Qué injusta es esta vida

cada vez que voy a un funeral de alguien que murió demasiado pronto me encuentro peor, más cabreado con la Suerte, o con la Providencia o con Dios o con lo que sea que decide el tiempo que nos queda. No es que no entienda la muerte. No es eso, pero no dejo de pensar en ella desde el domingo pasado. Un viaje a otra ciudad a ver por última vez el rostro de una preciosa niña que se ha ido sin advertirlo siquiera. Trescientos kilómetros conduciendo solo y viendo su cara en cada árbol, en cada coche, en el asfalto, y luego, nada. Sólo lágrimas y desgarro.

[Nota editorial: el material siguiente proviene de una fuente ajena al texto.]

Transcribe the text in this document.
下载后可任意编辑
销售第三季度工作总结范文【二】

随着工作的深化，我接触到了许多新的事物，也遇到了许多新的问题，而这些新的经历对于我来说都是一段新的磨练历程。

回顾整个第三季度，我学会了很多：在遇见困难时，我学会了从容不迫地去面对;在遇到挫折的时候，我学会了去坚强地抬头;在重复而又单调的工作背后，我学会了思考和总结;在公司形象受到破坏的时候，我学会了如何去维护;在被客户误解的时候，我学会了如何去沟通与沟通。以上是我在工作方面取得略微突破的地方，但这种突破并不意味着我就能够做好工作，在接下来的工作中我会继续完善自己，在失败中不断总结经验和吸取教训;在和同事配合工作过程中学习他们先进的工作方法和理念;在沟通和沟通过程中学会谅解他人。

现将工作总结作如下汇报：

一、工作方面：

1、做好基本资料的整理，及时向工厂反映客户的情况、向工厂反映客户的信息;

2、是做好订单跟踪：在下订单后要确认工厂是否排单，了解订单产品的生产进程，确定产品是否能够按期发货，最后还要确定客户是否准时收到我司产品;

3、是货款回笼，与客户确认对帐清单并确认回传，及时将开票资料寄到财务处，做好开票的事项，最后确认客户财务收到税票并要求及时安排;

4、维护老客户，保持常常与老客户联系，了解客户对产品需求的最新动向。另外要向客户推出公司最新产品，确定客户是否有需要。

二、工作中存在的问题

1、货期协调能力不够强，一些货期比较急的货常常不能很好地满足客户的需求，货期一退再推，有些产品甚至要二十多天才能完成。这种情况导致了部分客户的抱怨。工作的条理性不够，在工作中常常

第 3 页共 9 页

Nada más llegar al tanatorio me encontré con su padre, que había sido el mejor amigo del mío. La última vez que nos vimos fue precisamente cuando mi padre nos dejó. Un abrazo sin palabras, fuerte y tembloroso a la vez, y lágrimas de nuevo. Su hermana, su madre, todos aquellos rostros tristes y desencajados. Y ella, preciosa en aquélla urna, como la Ofelia de Millais. Era sin duda la chica más guapa de la aldea. Ahora es ya parte de su historia. Sus cenizas se confundirán con la tierra rojiza y sé que cada vez que paseemos por la aldea su recuerdo aparecerá por doquier. Mañana he de ir allí y no quiero hacerlo. Siempre me duele pasear por ese pueblo pues hay señales de mi padre por todas partes, pero mañana será aún peor.

Lo siento de verdad, Beatriz. Dice mi prima que el creer que nos volveremos a ver ayuda mucho, pero yo no creo, y tampoco puedo olvidar. Dejaré mi recuerdo de ese maldito domingo atado a ese cuadro y te recordaré a ti sonriente y llena de vida. Adiós linda.